Wearable sensors are capable of detecting gait abnormalities in lumbar disc herniation. Wearable sensor-derived gait metrics allow the development of objective “gait scoring tools” such as the GSi, which may offer objective insight into patient function. GSi scores demonstrated significantly lower distribution among both symptomatic LDH patients requiring intervention (both conservative and surgical) from a control population.
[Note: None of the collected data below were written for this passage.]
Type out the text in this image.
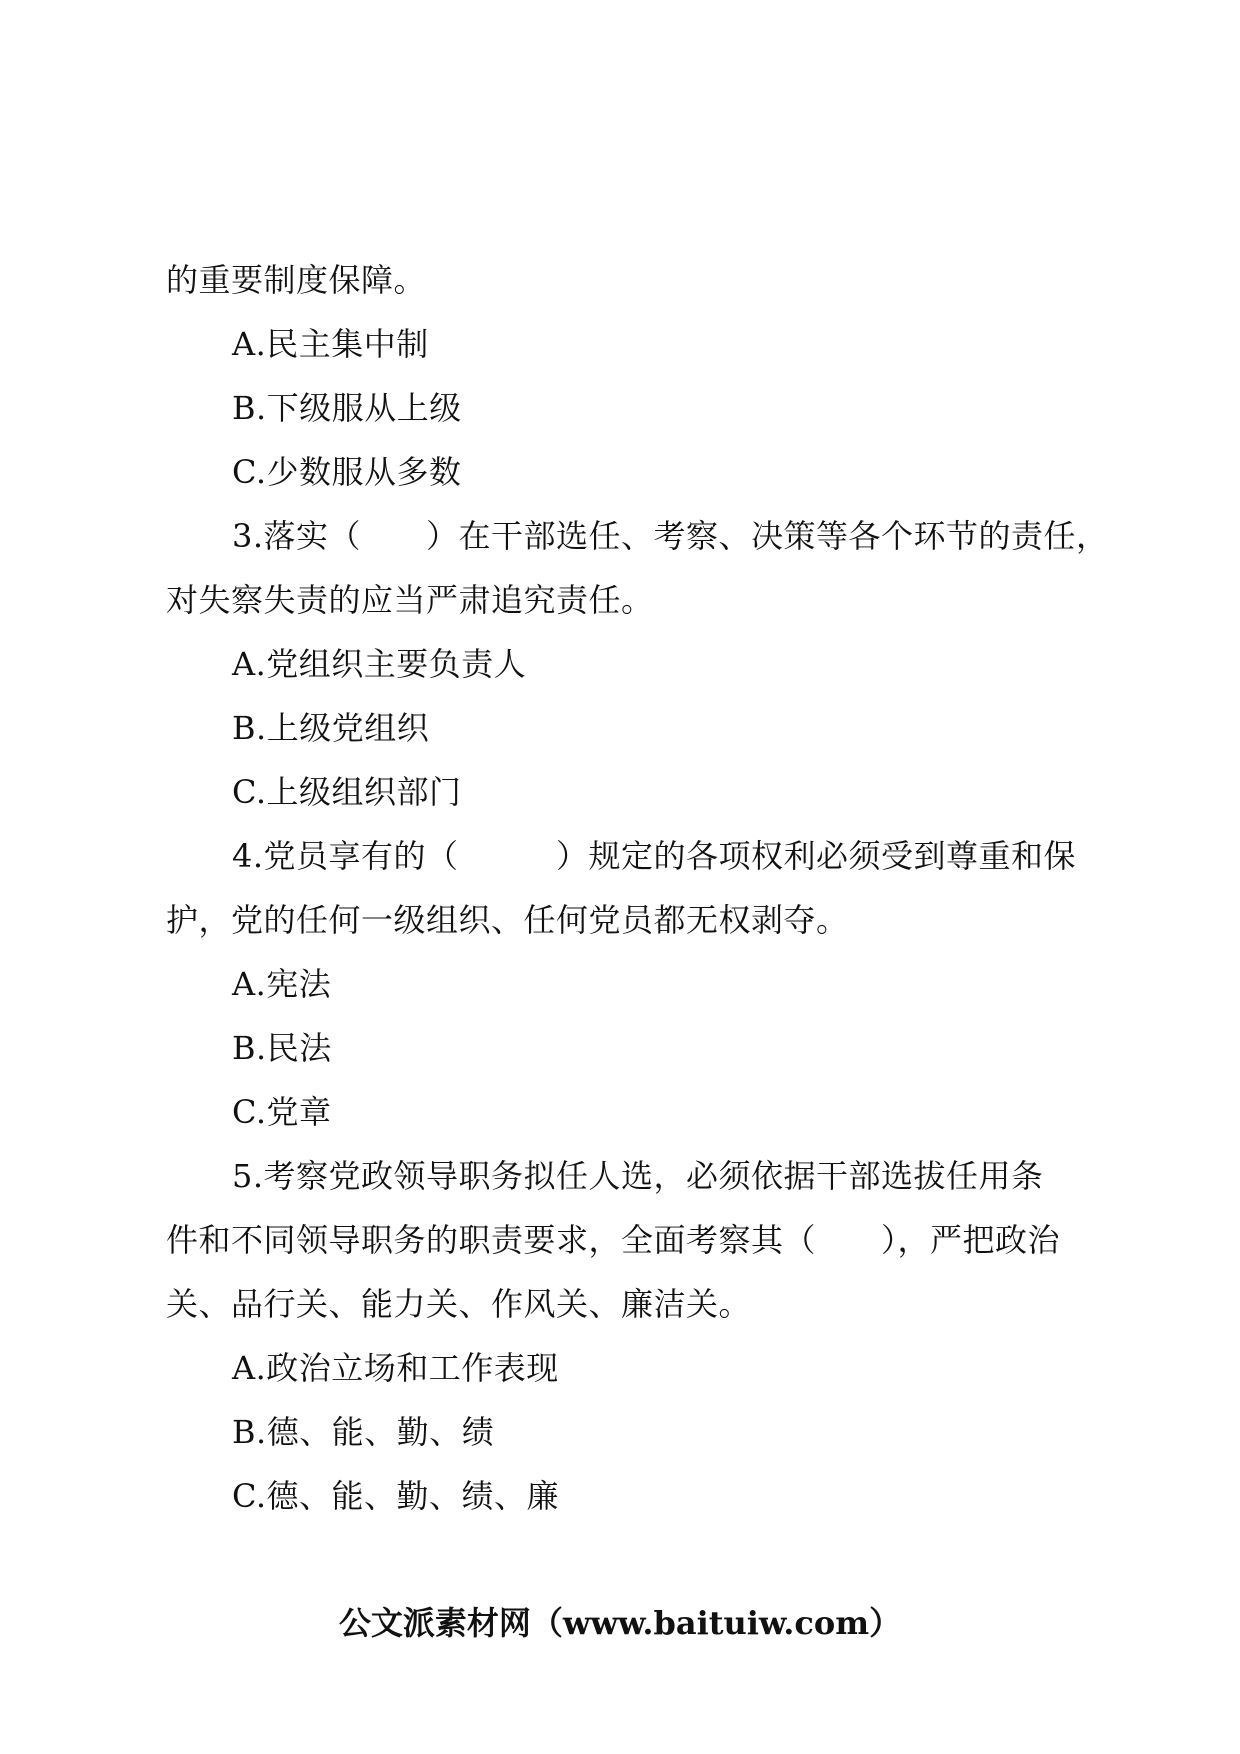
的重要制度保障。
A.民主集中制
B.下级服从上级
C.少数服从多数
3.落实（　　）在干部选任、考察、决策等各个环节的责任，
对失察失责的应当严肃追究责任。
A.党组织主要负责人
B.上级党组织
C.上级组织部门
4.党员享有的（　　　）规定的各项权利必须受到尊重和保
护，党的任何一级组织、任何党员都无权剥夺。
A.宪法
B.民法
C.党章
5.考察党政领导职务拟任人选，必须依据干部选拔任用条
件和不同领导职务的职责要求，全面考察其（　　），严把政治
关、品行关、能力关、作风关、廉洁关。
A.政治立场和工作表现
B.德、能、勤、绩
C.德、能、勤、绩、廉
公文派素材网（www.baituiw.com）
More voluminous cohort studies across multiple gait pathologies are needed to determine external validity.

Ethics

Ethics for this study was obtained from the South Eastern Sydney Local Health District, with reference code 17/184.

Author statement

Pragadesh Natarajan: Conception, Methodology, Software, Writing— Original Draft; R. Dineth Fonseka: Methodology, Data curation, Investigation. Luke Sy: Software, Methodology, Ralph Mobbs: Conception, Methodology, Supervision, Writing – Review & Editing, Project Administration, Resources; Monish Maharaj: Supervision, Methodology, Writing— Original Draft.

Availability of data and materials

The datasets used and/or analysed during the current study are available from the corresponding author on reasonable request.

Funding

The authors declare that they have no funding.

Declaration of competing interest

The authors declare that they have no competing interests.